2. The spine consists of 24 irregular bones: the vertebrae, sacrum and coccyx.
3. Short bones are typically spongy and can be found in the wrists and ankles.
4. Long bones can be found in your limbs, for example the femur.
Sesamoid bones are embedded in tendons or muscles, for example the patella or the knee bone.
What are the functions of bones?
As stated above, bones form an integral part of our skeletons. As such they play an integral part in movement. Other vital functions that bones have are:
- Storing calcium and other minerals,
- Synthesising blood cells, and
- Protecting delicate vital organs.
What do bones look like?
Bones come in different shapes depending on the type of bone it is.
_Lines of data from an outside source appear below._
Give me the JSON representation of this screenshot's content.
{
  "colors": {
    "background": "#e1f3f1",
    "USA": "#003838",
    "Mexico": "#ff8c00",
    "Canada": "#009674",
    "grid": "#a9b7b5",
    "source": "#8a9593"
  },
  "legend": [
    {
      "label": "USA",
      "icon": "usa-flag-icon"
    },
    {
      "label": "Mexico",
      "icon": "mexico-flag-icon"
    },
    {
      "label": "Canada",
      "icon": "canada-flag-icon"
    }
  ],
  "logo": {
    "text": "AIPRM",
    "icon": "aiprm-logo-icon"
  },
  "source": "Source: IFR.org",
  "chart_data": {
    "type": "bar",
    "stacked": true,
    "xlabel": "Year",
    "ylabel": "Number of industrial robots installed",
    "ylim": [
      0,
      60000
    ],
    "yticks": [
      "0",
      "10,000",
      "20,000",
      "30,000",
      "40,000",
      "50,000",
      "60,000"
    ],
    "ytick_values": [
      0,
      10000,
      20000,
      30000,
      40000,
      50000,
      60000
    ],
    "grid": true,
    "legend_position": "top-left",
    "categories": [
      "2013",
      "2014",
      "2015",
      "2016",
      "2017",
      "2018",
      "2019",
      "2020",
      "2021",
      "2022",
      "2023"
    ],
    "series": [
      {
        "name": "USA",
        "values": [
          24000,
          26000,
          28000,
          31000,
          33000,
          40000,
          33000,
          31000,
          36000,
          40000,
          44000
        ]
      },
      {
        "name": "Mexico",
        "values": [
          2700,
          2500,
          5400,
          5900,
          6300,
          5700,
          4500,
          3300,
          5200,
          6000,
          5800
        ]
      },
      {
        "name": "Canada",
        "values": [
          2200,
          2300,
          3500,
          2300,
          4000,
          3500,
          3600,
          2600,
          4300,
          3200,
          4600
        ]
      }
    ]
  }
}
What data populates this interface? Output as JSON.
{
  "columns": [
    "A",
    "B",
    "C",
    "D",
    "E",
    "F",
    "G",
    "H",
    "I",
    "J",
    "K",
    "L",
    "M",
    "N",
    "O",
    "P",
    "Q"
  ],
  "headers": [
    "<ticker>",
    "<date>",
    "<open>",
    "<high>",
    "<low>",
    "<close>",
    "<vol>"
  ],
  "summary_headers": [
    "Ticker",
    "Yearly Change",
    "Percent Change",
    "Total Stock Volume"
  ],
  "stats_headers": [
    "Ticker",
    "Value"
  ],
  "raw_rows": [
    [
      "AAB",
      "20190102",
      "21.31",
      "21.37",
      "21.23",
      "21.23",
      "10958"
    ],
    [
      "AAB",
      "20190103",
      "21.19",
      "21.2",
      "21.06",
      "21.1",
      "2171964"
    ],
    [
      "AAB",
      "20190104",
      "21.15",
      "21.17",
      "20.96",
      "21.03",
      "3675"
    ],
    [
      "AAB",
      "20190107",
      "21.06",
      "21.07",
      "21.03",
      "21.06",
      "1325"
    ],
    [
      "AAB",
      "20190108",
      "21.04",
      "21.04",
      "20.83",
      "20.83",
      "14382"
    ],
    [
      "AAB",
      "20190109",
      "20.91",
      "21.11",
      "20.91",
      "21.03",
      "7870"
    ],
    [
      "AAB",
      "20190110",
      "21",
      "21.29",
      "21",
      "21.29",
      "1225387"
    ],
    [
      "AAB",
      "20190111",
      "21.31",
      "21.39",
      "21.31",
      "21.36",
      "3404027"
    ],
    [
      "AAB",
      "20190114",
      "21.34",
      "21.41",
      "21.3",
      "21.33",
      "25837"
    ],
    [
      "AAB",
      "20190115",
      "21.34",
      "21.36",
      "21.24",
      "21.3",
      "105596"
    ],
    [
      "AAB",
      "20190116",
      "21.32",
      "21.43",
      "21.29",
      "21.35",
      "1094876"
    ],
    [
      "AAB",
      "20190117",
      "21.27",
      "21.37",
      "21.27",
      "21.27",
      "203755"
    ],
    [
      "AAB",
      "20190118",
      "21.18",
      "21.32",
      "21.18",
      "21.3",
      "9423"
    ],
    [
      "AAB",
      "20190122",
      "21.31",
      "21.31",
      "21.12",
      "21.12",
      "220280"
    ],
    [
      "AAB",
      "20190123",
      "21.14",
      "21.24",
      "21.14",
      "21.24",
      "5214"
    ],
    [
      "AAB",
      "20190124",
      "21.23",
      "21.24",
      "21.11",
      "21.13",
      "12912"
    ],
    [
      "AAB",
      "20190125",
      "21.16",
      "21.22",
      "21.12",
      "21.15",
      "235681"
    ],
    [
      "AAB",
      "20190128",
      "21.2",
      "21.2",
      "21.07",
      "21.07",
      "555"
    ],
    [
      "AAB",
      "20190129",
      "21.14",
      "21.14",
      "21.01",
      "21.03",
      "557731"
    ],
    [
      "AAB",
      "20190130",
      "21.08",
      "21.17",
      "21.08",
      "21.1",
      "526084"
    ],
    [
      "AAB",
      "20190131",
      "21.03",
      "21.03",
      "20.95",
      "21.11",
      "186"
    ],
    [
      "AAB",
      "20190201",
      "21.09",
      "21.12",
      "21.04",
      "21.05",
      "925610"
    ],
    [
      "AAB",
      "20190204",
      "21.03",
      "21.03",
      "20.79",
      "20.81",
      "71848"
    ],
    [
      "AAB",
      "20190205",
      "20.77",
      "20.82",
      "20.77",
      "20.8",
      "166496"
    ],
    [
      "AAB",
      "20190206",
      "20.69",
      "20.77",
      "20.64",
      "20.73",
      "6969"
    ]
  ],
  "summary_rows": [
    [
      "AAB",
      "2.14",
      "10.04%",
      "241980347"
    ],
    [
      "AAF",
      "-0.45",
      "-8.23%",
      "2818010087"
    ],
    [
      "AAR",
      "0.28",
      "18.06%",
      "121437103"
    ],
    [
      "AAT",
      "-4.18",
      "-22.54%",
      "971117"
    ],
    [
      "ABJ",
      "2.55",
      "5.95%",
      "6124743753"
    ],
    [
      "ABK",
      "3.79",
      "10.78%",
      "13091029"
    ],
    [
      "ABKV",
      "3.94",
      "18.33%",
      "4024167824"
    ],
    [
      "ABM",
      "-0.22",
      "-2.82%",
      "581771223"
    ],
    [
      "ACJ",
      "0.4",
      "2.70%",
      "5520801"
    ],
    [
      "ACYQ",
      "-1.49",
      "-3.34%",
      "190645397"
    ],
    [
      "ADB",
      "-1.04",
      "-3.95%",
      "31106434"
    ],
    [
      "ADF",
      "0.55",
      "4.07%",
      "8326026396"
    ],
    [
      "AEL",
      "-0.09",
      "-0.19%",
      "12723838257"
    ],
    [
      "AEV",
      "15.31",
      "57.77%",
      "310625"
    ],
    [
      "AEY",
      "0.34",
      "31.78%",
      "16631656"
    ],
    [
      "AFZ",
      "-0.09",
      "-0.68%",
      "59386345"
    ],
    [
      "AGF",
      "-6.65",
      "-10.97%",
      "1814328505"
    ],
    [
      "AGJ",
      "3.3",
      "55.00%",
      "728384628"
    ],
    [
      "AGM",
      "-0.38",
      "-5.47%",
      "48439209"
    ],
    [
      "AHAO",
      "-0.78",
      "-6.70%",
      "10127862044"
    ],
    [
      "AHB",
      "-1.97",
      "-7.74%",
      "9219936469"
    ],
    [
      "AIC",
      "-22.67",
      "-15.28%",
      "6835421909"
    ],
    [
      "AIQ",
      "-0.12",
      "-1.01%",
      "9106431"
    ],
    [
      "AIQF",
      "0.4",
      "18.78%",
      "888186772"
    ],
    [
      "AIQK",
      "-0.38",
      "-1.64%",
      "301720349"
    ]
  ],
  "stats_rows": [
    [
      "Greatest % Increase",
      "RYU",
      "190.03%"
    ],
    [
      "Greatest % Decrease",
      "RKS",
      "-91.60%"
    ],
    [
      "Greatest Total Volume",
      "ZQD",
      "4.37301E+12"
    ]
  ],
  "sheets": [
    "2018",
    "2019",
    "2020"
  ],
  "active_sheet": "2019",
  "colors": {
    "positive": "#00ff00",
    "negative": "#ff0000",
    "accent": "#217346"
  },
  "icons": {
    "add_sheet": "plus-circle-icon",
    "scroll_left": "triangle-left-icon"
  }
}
However, they all have the same composition:
• Cartilage: This covers the articulating surfaces of the bone, in other words where a bone meets another bone and forms a joint. Cartilage is damaged by trauma or excessive wear and tear through age. Diseases that affect the cartilage of the bone include osteoarthritis and rheumatoid arthritis.
• Bone marrow: The centre of the bone is hollow and bone marrow is situated in this hollow. It is red in children and becomes yellow in adulthood owing to the deposits of fat.
• Periosteum: This covers the external bone but not at the surface of joints.